A OAB, no entanto, diz que a proposta resultaria num órgão pouco independente. "Queremos evitar a criação de um conselho sujeito a interferências políticas, econômicas e de qualquer ordem estranha à mera aplicação do direito", afirma o secretário-geral da OAB, Marcus Vinicius Furtado Coelho, para quem o CNJ está fazendo um bom trabalho. "Foi a forma que a associação dos donos de cartórios viu de retirar a competência correicional do CNJ", diz. A OAB firmou posição contrária ao Connor ontem, durante reunião de seu Conselho Federal, em Brasília.

A proposta de criação do Connor está no projeto de lei nº 692, de 2011, de autoria do Executivo, que tramita na Câmara dos Deputados. O novo conselho seria formado por 18 integrantes, com mandato de dois anos: oito representantes dos cartórios, sete do Executivo Federal, um do Judiciário, um do Ministério Público Federal e outro da OAB. A presidência ficaria a cargo do representante do Ministério da Justiça. O projeto aguarda parecer da Comissão de Trabalho da Câmara.

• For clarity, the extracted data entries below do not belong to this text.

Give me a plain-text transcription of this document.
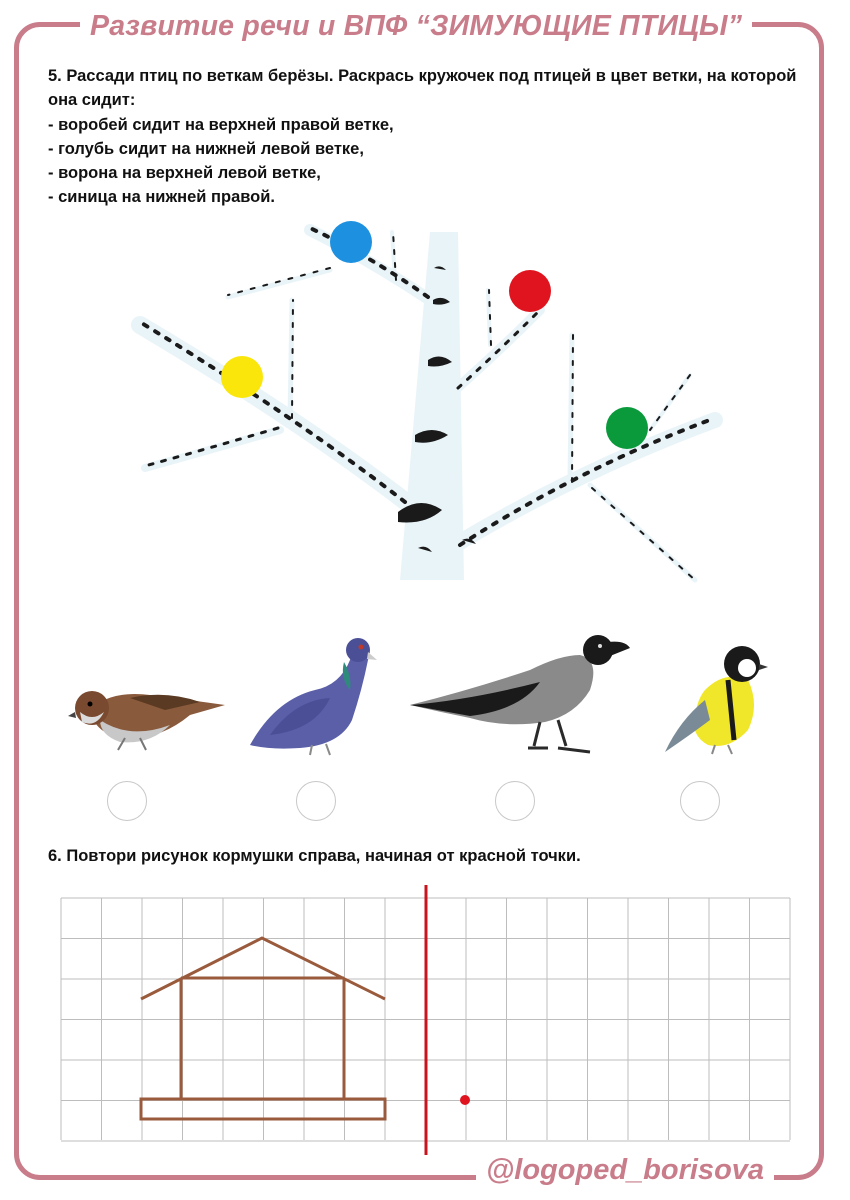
Развитие речи и ВПФ “ЗИМУЮЩИЕ ПТИЦЫ”

5. Рассади птиц по веткам берёзы. Раскрась кружочек под птицей в цвет ветки, на которой она сидит:

- воробей сидит на верхней правой ветке,

- голубь сидит на нижней левой ветке,

- ворона на верхней левой ветке,

- синица на нижней правой.

6. Повтори рисунок кормушки справа, начиная от красной точки.
@logoped_borisova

Segundo o presidente da Anoreg, Rogério Bacellar, a intenção é trabalhar na uniformização dos atos dos cartórios em todos os Estados, incluindo a informatização e a criação de uma base de dados nacional. "O que queremos é fazer uma regra só. Ter um conselho, como todas as profissões têm. Ninguém está querendo tirar a fiscalização do Judiciário", afirma.

Para a OAB, porém, o projeto retira a competência do CNJ de tratar de questões como concurso, ingresso, transferência e perda dos cartórios. Um dos pontos de preocupação é a parte que atribui ao Poder Executivo dos Estados a função de delegar cartórios e determinar sua perda (função hoje exercida pelo Judiciário).

O presidente da Anoreg diz que os concursos permaneceriam a cargo do Judiciário, e os tribunais de Justiça continuariam responsáveis pelos processos de perda de delegação, que seria somente decretada pelo Executivo. Ele também criticou a manifestação da OAB. "A parte interessada não são os advogados, são os próprios cartorários", diz Bacellar.